Example policy (review agent):
tool_policies:
Bash:
allow_patterns:
- "git diff *"
- "git log *"
- "git show *"
deny_patterns:
- "git push *"
- "git merge *"
- "rm -rf *"
max_args_length: 500
WebFetch:
allow_domains:
- "github.com"
- "api.github.com"
Read:
deny_paths:
- "~/.ssh/*"
- "~/.aws/*"
- "/etc/shadow"Trade-offs:
- Deterministic, fast, no LLM cost
- Easy to audit and version-control
- Cannot catch context-dependent risks or novel attack patterns
- Policy maintenance burden (every new legitimate use case may need a policy update)
- Overlaps significantly with existing
permissions.denyandFULLSEND_TOOL_ALLOWLIST
Approach 4: Hybrid
Combine Approach 3 (fast deterministic policies) as a first pass with Approach 1 (LLM judge) as a second pass for calls that don't match any explicit allow/deny rule. The deterministic layer handles the common cases cheaply; the LLM judge handles the ambiguous cases.
Trade-offs:
- Best coverage of both known and novel threats
- Most complex to implement
- The boundary between "deterministic" and "needs judgment" requires careful design
- Two systems to maintain
Relationship to existing hooks
This is not a replacement for existing security hooks. The Tirith scanner, SSRF validator, canary detection, and unicode normalizer address specific, well-defined threat classes with zero ambiguity. They should remain as-is. Tool call risk assessment addresses the space between those specific checks, where the threat is context-dependent and the decision requires judgment rather than pattern matching.
The tool allowlist hook (tool_allowlist_pretool.py) is the closest existing mechanism. It is currently disabled by default and operates on tool names only, not arguments or context. A risk assessment layer would subsume and extend its functionality.
Relationship to reasoning monitoring
Issue #174 proposes a reasoning monitor that watches the agent's internal thought process for signs of compromise. Tool call risk assessment is complementary: the reasoning monitor detects intent drift in the agent's thinking; risk assessment catches dangerous actions regardless of intent. An agent with benign reasoning can still make a dangerous tool call due to a misunderstanding, and a compromised agent may produce clean-looking reasoning while crafting a dangerous call.

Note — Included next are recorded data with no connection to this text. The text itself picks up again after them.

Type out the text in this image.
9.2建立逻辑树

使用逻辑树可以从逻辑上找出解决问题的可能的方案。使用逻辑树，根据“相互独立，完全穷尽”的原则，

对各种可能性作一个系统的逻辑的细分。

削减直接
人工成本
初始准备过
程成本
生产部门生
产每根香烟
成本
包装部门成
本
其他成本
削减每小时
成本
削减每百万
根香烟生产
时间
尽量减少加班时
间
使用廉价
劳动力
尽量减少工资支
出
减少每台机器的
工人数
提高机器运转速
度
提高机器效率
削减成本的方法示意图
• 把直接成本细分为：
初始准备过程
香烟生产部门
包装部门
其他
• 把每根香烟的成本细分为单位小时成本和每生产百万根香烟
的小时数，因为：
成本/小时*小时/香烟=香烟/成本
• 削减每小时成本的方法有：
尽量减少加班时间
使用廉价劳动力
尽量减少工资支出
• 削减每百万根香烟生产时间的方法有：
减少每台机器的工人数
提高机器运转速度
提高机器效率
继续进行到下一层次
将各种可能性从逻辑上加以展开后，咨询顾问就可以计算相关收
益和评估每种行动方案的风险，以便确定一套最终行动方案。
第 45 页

Both layers are needed. Neither subsumes the other.
Open questions
- Is the latency of an LLM judge acceptable for every tool call, or should it be sampled (e.g., judge 1 in 10 calls, always judge Bash and WebFetch)?
- Can the judge model be meaningfully isolated from the same poisoned context that might compromise the primary agent?
- Should the risk assessment operate at the individual tool call level, or should it also consider sequences (e.g., "read credentials file" followed by "curl to external URL")?
- How do we handle the cold start problem for behavioral baselines in new repos or with new agent roles?
- What is the right model for the judge? It needs to be fast and cheap but capable enough to understand security context. Is a small fine-tuned model better than a general-purpose small model?
- Should risk assessment verdicts feed into a broader risk score that influences approval routing? A run that triggered multiple high-risk tool call blocks is itself a signal, even if the blocks succeeded.
- How do we measure the effectiveness of risk assessment? What metrics distinguish "caught a real threat" from "blocked legitimate work"?
- If a blocked tool call returns the block reason to the agent, a compromised agent could use that feedback to reformulate the call and evade the judge on retry. How much information should a block verdict expose to the agent, and is there a way to limit retries or detect reformulation attempts?